Muitas pessoas carregam, de forma consciente ou inconsciente,
um medo profundo de serem abandonadas ou rejeitadas por alguém de quem gostam. Muitas
vezes, este medo tem raízes em experiências prévias que podem marcar a forma
como procuramos parceiros e como nos relacionamos com amigos e familiares.
O Abandono, ou Rejeição (p.e., “mais cedo ou mais tarde vou ser abandonado", "não sou digno de ser amado") é a convicção ou a suposição de que as pessoas significativas para nós vão acabar por nos deixar, rejeitar ou falhar connosco (Young, 1990). Esta premissa pode levar-nos a ficar em alerta constante, numa procura ativa de sinais de afastamento, ou a definir certos padrões na forma como nos relacionamos:
Escolha de parceiros “indisponíveis” – pode sentir-se atraído por pessoas que não estão totalmente comprometidas, reforçando a ideia de que poderá ser deixado e levando a resignar-se ao afeto que o outro está disposto a dar.
Medo de perder o outro – pode surgir a necessidade de proximidade exagerada, acompanhada de ciúme ou necessidade de controlo do parceiro/a.
Relações intensas e instáveis – a relação pode começar com uma forte conexão, mas a insegurança provocada pela crença pode levar ao distanciamento emocional como forma de proteção face à possibilidade de ser rejeitado.
Medo de exclusão em grupos – pode levar a uma hipersensibilidade a sinais de afastamento (p.e., interpretar um atraso numa resposta como sinal de rejeição).
Evitamento de vínculos mais profundos – como forma de reduzir o risco de rejeição, a pessoa pode manter relações superficiais, evitando maior intimidade.
Oscilação entre dependência e afastamento – nas amizades ou no trabalho, pode existir uma tensão entre o desejo de proximidade e a antecipação de rejeição, resultando em comportamentos ambivalentes, isto é, alternar entre a procura de muita proximidade e, ao mesmo tempo, afastar-se por medo de se magoar.
A crença de Abandono/Rejeição tem origem, na maioria
das vezes, em experiências de insegurança na infância – pais que eram
emocionalmente ausentes, separações dolorosas, perda de alguém importante, ou
falta de estabilidade nas figuras de vinculação – mas não é restrita a essa
fase.
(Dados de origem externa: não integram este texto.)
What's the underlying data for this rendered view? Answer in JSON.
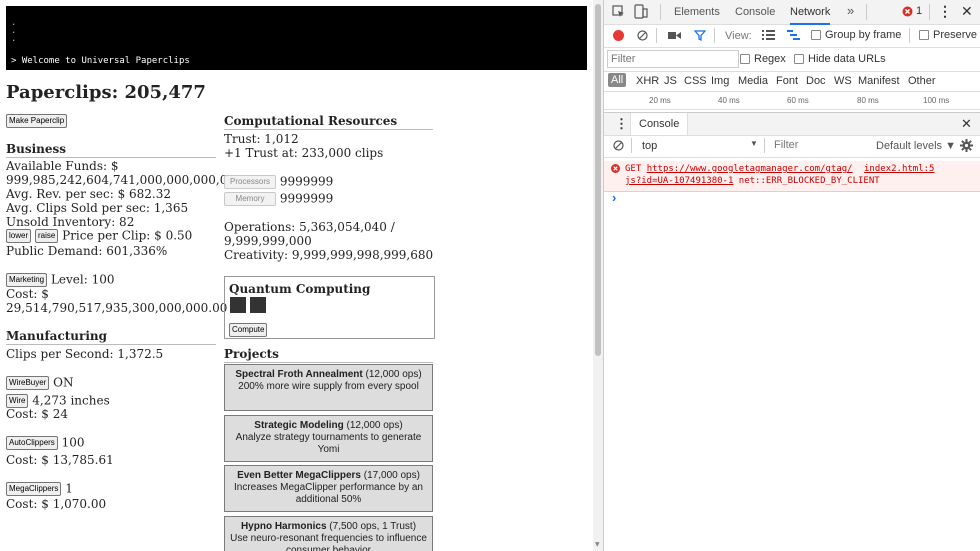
{
  "game": {
    "console_lines": [
      ".",
      ".",
      "."
    ],
    "console_message": "> Welcome to Universal Paperclips",
    "paperclips_label": "Paperclips: 205,477",
    "make_paperclip": "Make Paperclip",
    "business": {
      "header": "Business",
      "available_funds_label": "Available Funds: $",
      "available_funds": "999,985,242,604,741,000,000,000,000.00",
      "avg_rev": "Avg. Rev. per sec: $ 682.32",
      "avg_clips_sold": "Avg. Clips Sold per sec: 1,365",
      "unsold_inventory": "Unsold Inventory: 82",
      "lower": "lower",
      "raise": "raise",
      "price_per_clip": "Price per Clip: $ 0.50",
      "public_demand": "Public Demand: 601,336%",
      "marketing": "Marketing",
      "marketing_level": "Level: 100",
      "marketing_cost_label": "Cost: $",
      "marketing_cost": "29,514,790,517,935,300,000,000.00"
    },
    "manufacturing": {
      "header": "Manufacturing",
      "clips_per_second": "Clips per Second: 1,372.5",
      "wirebuyer": "WireBuyer",
      "wirebuyer_status": "ON",
      "wire": "Wire",
      "wire_amount": "4,273 inches",
      "wire_cost": "Cost: $ 24",
      "autoclippers": "AutoClippers",
      "autoclippers_count": "100",
      "autoclippers_cost": "Cost: $ 13,785.61",
      "megaclippers": "MegaClippers",
      "megaclippers_count": "1",
      "megaclippers_cost": "Cost: $ 1,070.00"
    },
    "computational": {
      "header": "Computational Resources",
      "trust": "Trust: 1,012",
      "next_trust": "+1 Trust at: 233,000 clips",
      "processors": "Processors",
      "processors_value": "9999999",
      "memory": "Memory",
      "memory_value": "9999999",
      "operations_line1": "Operations: 5,363,054,040 /",
      "operations_line2": "9,999,999,000",
      "creativity": "Creativity: 9,999,999,998,999,680"
    },
    "quantum": {
      "header": "Quantum Computing",
      "compute": "Compute"
    },
    "projects": {
      "header": "Projects",
      "items": [
        {
          "title": "Spectral Froth Annealment",
          "cost": " (12,000 ops)",
          "desc": "200% more wire supply from every spool"
        },
        {
          "title": "Strategic Modeling",
          "cost": " (12,000 ops)",
          "desc": "Analyze strategy tournaments to generate Yomi"
        },
        {
          "title": "Even Better MegaClippers",
          "cost": " (17,000 ops)",
          "desc": "Increases MegaClipper performance by an additional 50%"
        },
        {
          "title": "Hypno Harmonics",
          "cost": " (7,500 ops, 1 Trust)",
          "desc": "Use neuro-resonant frequencies to influence consumer behavior"
        }
      ]
    }
  },
  "devtools": {
    "tabs": [
      "Elements",
      "Console",
      "Network"
    ],
    "active_tab": "Network",
    "more": "»",
    "error_count": "1",
    "view_label": "View:",
    "group_by_frame": "Group by frame",
    "preserve": "Preserve",
    "filter_placeholder": "Filter",
    "regex": "Regex",
    "hide_data_urls": "Hide data URLs",
    "types": [
      "All",
      "XHR",
      "JS",
      "CSS",
      "Img",
      "Media",
      "Font",
      "Doc",
      "WS",
      "Manifest",
      "Other"
    ],
    "timeline_ticks": [
      "20 ms",
      "40 ms",
      "60 ms",
      "80 ms",
      "100 ms"
    ],
    "drawer_tab": "Console",
    "context": "top",
    "console_filter_placeholder": "Filter",
    "levels": "Default levels ▼",
    "error": {
      "method": "GET",
      "url": "https://www.googletagmanager.com/gtag/",
      "source": "index2.html:5",
      "url2": "js?id=UA-107491380-1",
      "message": "net::ERR_BLOCKED_BY_CLIENT"
    },
    "prompt": "›"
  },
  "colors": {
    "accent": "#1a73e8",
    "error": "#d93025",
    "record": "#e53935"
  }
}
Ao longo dessas experiências vamos retendo aprendizagens sobre nós, os
outros e o mundo, e construímos a forma como interpretamos aquilo nos acontece
no momento presente. Assim, mesmo quando a situação atual é segura, o medo do
passado continua a influenciar. Estudos têm demonstrado que a crença de
abandono está também associada a dificuldades na regulação emocional e a uma maior
prevalência de sintomatologia depressiva e ansiosa (Renner et al., 2012), uma
vez que pessoas com esta crença tendem a ter mais dificuldade de confiar nos
outros e em manter relações vinculativamente seguras.
Ainda que crenças, como a crença de Abandono/Rejeição,
possam estar na base da forma como pensamos e agimos, não significa que não
seja possível mudar e desenvolver novas crenças mais saudáveis – ao reconstruir
estas crenças, podemos ressignificar essas experiências e aprendizagens e,
consequentemente, desenvolver um novo olhar sobre nós, os outros e o mundo.
A Terapia de Esquemas (Young, Klosko & Weishaar,
2003), integrada na abordagem Cognitivo-Comportamental, tem-se demonstrado
eficaz no reprocessamento cognitivo de experiências adversas e traz a
oportunidade de construir relações mais saudáveis e seguras. Ao percebermos os
padrões de pensamento e comportamentos resultantes desta premissa, é possível
dar voz a outras interpretações, abrindo caminho para novas aprendizagens e,
desse modo, aumentar o nosso autoconhecimento e autoestima. Por outro lado, é igualmente
importante avaliar as causas desses esquemas e, em caso de psicopatologia
associada, a intervenção deverá ser multifacetada.
A crença de abandono é real e sustentada na história
de vida passada da pessoa que o vivencia, podendo influenciar a forma como se relaciona.
Reconhecer esse padrão é o primeiro passo para ganhar uma nova forma de olhar
para si, para o mundo e para os outros. Se sente que as suas relações
interpessoais se enquadram nestes padrões, poderá considerar a ajuda
profissional para desconstruir as crenças inerentes a essas dinâmicas
relacionais. Dessa forma, será possível reformular e construir crenças mais
adaptativas e que lhe permitam viver com mais confiança e segurança em si
próprio e na relação com os outros.
Referências Bibliográficas
Renner, F.,
Lobbestael, J., Peeters, F., Arntz, A., & Huibers, M. (2012). Early maladaptive schemas in
depressed patients: Stability and relation with depressive symptoms over the
course of treatment. Journal of Affective Disorders, 136(3), 581–590.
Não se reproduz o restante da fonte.